Due to the COVID-19 pandemic, unemployment level is on the rise. However, even during these troubling times, the amount of fake job postings have also increased in Canada and in North America as a whole. This project aims to create a classification model to help users identify fraudulent job postings.
- Devise a method to combine all the useful columns.
- Create a classification model to differentiate between fraudulent and real jobs.
- Produce insights on how fake jobs differ from real job postings.
The dataset is available on Kaggle. It contains 18K job postings where 866 are fake job postings and 17014 are real job postings. In the fraudulent column, 0 represents real job postings while, 1 represents fake job postings.
To make this project work we need:
- Pandas - input data analysis and manipulation tool.
- NumPy - further data manipulation and conversion.
- Scikit-learn - contains machine learning models, feature extraction and metrics for evaulation.
- Nlppreprocess - removing stopwords, punctuation and more from the input data.
- Matplotlib - creating static graphs.
- Seaborn - drawing more creative graphs.
Method can be divided into three stages:
-
Preprocessing: NaN values were replaced with blanks. Since we wanted to evaluate the different aspects of a job posting, a new column was created which consists of the title, location, company profile, description, requirements and benefits. Since it is an imbalanced dataset, undersampling was utilized for the majority class (real jobs) to balance out against the minority class (fake jobs). A train and test split was done on the texts to create training and testing sets.
- Since machine learning models can only process numerical data, we have to convert the input text. To do so Term frequency-inverse document frequency (TFIDF) vectorizer was utilized to create training and testing vectors. Countvectorizer was not used since it only counts the number of times a word appears in the document which will skew the results. While, TFIDF sees the overall document weightage of each word.
-
Models: Multinomial Naive-Bayes, RandomForest, Logistic Regression and Support Vector machine were utilized to evaluate the set. F1 score was utilized to determine the efficiency of each model.
-
Visualisation: Confusion matrix were made for each model to show how effectively did it classify. Graphs were made for required experience, function, industry, employment type, countries, and required education. NA was replaced for NaN values for better visualisation.
Please refer to the results folder for insights and metrics utilized.

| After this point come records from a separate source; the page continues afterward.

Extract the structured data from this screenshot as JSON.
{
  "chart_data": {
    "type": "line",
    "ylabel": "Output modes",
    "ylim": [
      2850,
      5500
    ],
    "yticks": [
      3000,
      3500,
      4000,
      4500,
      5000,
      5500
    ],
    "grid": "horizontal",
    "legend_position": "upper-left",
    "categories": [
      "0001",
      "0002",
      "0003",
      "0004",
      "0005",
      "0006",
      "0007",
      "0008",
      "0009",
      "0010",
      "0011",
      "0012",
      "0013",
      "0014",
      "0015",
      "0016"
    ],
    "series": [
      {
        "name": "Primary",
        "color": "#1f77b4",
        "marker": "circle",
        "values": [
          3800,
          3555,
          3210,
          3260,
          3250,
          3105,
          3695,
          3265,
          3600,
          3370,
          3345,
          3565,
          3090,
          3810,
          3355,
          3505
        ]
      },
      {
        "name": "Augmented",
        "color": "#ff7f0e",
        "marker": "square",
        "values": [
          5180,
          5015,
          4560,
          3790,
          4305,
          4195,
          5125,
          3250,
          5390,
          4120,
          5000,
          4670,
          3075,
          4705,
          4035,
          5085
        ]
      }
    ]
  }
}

This project can be improved in several ways, in terms of data preprocessing, data visualisation and models.
-
Data Preprocessing: Gensim, SpaCy or NLTK can be utilized for stopword removal as well as stemming or lemmatizing. To deal with imbalanced datasets, data augmentation techniques can be used. Rather than performing data augmentation, libraries such as Imbalanced-learn allows to undersample, oversample, SMOTE and other techniques to deal with imbalanced datasets instead. Other methods can be used to convert text data into vectors such as Word2vec, Bag of words or Co-occurrence vector.
-
Models: Machine learning models can be finetuned more using rfgridsearch or through trial and error. Other models like LSTM could have been utilized.
-
Data Visualisation: Libraries like Plotly or Bokeh can be used to make interactive plots.